Verizon Communications reported a net loss of $212 million in the fourth quarter of 2011, despite rising iPhone sales, compared with net income of $4.7 billion in the same quarter a year ago, the company said Tuesday.
The loss was primarily because of the impact of previously announced noncash pension charges, the company said.
The company said that revenue climbed 7.7 percent, to $28.4 billion in the quarter, from $26.4 billion in the same quarter a year earlier.
Adjusted for the pension charges, the per-share income was 52 cents, just below the expectations of Wall Street analysts of 53 cents a share.

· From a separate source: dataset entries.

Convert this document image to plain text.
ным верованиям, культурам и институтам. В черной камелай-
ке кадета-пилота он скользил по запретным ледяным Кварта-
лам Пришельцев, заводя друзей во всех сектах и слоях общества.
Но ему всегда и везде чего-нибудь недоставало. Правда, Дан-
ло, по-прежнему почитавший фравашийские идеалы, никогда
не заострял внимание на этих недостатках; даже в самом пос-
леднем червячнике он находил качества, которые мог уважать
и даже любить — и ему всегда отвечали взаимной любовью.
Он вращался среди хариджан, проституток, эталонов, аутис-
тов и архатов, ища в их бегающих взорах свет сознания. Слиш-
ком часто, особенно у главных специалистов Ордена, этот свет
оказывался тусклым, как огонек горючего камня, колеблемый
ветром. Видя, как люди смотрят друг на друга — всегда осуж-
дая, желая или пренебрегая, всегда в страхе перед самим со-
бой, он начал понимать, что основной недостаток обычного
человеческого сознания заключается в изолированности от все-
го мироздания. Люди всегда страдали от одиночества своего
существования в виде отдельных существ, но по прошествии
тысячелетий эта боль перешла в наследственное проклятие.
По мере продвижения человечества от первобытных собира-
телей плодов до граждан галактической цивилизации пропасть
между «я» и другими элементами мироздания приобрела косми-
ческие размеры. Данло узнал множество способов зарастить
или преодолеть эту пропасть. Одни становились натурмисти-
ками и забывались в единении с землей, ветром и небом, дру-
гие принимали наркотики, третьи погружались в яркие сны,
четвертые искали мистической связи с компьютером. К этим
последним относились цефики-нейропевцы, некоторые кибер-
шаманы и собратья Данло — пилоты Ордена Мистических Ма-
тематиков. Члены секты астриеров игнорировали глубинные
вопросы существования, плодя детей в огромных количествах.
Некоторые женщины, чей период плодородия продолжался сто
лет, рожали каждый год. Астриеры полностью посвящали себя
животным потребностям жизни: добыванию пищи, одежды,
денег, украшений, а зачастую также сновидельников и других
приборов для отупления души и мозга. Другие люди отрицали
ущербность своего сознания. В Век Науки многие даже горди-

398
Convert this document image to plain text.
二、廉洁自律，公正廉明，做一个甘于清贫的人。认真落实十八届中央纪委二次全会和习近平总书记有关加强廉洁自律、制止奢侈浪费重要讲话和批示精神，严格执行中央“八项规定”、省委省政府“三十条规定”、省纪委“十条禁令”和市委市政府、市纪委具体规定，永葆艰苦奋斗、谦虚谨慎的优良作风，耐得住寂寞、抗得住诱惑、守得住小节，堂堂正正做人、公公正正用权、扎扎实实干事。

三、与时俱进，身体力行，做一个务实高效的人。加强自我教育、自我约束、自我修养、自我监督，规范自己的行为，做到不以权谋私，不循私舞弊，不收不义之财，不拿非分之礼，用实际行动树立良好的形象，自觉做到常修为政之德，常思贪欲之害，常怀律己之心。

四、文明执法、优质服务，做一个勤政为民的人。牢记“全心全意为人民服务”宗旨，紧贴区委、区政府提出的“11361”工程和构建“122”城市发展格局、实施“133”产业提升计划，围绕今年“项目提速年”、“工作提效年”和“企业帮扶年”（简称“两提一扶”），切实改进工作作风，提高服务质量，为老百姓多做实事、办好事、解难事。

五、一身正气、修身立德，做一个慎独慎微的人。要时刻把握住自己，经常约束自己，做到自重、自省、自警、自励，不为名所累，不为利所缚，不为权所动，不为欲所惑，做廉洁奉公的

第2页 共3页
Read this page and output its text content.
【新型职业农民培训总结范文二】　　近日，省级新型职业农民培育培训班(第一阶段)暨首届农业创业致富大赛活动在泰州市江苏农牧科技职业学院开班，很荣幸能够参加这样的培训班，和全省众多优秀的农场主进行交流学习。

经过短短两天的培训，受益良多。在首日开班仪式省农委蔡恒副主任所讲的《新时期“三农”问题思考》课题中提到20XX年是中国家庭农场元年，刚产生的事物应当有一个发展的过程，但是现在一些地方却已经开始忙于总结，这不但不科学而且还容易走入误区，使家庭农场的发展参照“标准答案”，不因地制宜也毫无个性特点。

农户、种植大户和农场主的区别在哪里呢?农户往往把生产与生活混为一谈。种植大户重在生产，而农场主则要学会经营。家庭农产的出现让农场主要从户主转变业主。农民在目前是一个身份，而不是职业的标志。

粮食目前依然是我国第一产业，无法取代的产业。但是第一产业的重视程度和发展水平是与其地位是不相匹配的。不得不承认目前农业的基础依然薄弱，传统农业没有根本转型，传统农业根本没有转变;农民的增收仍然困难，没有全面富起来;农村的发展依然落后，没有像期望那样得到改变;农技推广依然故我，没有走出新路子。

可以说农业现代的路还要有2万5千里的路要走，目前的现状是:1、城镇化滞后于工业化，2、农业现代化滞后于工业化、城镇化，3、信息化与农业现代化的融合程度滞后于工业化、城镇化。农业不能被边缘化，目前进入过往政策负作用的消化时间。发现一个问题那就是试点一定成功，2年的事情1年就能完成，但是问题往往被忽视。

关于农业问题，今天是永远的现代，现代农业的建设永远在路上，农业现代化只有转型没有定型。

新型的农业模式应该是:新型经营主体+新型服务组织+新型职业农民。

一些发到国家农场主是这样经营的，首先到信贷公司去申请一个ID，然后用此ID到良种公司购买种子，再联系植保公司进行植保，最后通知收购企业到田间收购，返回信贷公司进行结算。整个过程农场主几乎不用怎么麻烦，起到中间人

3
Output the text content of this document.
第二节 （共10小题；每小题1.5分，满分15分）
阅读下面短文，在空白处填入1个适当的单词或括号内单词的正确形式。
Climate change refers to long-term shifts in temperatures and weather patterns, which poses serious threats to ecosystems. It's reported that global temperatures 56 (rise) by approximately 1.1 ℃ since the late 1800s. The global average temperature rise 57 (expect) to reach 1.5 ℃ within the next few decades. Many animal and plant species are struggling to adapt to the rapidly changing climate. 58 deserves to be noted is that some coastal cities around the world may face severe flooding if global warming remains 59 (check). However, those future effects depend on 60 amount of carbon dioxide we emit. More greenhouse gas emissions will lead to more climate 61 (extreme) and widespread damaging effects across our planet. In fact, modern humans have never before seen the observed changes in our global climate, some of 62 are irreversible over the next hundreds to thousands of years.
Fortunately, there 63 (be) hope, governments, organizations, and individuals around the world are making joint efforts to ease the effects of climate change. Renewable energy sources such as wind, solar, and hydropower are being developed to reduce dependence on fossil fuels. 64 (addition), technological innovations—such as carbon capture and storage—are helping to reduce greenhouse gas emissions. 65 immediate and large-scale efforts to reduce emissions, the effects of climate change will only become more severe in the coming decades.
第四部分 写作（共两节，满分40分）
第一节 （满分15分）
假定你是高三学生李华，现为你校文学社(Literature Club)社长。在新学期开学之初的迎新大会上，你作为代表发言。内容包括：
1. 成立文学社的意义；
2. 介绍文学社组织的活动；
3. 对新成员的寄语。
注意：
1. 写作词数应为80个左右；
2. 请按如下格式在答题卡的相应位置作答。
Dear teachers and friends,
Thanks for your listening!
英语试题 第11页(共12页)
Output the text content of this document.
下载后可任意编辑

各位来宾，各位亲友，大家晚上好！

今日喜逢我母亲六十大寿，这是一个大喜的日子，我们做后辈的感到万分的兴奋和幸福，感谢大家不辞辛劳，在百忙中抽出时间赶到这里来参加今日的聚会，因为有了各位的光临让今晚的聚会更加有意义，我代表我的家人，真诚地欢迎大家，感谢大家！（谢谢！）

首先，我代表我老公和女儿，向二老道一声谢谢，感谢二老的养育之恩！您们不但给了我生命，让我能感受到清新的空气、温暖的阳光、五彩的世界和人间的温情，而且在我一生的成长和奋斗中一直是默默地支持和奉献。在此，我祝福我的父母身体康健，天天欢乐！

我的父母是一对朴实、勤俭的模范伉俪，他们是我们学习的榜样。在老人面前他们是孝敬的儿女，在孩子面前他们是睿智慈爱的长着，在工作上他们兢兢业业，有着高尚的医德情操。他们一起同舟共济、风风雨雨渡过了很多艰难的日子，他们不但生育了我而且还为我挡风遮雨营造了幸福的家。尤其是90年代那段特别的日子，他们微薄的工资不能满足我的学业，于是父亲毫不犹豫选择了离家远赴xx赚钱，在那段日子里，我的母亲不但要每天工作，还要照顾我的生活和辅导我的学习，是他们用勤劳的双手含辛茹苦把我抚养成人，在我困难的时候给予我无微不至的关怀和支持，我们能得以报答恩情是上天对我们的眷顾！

Revenue was right in line with forecasts, according to a survey of analysts by Thomson Reuters.
“Verizon finished 2011 very strong, both in terms of revenue growth and by delivering an 18.2 percent total return to our shareholders for the full year, and the company has great momentum for 2012,” said Lowell McAdam, Verizon’s chief executive, in a statement.
The company, based in New York, said that it sold 4.2 million units of Apple’s iPhone 4S since its release in October.
However, profit margins dropped due to the high subsidies that Verizon must pay for each new iPhone purchased by customers when they commit to a two-year contract.
Wireless carriers subsidize a part of the retail price on most new cellphones in order to attract customers. However, the companies eventually recoup the costs over the duration of a phone’s two-year contract through monthly cellphone bills.
Verizon said this week that it had a large lead over its rival ATT in the race to build out a newer, faster network called 4G Long Term Evolution, or LTE. The company now has the LTE technology deployed in 195 markets, compared to ATT’s 26 markets.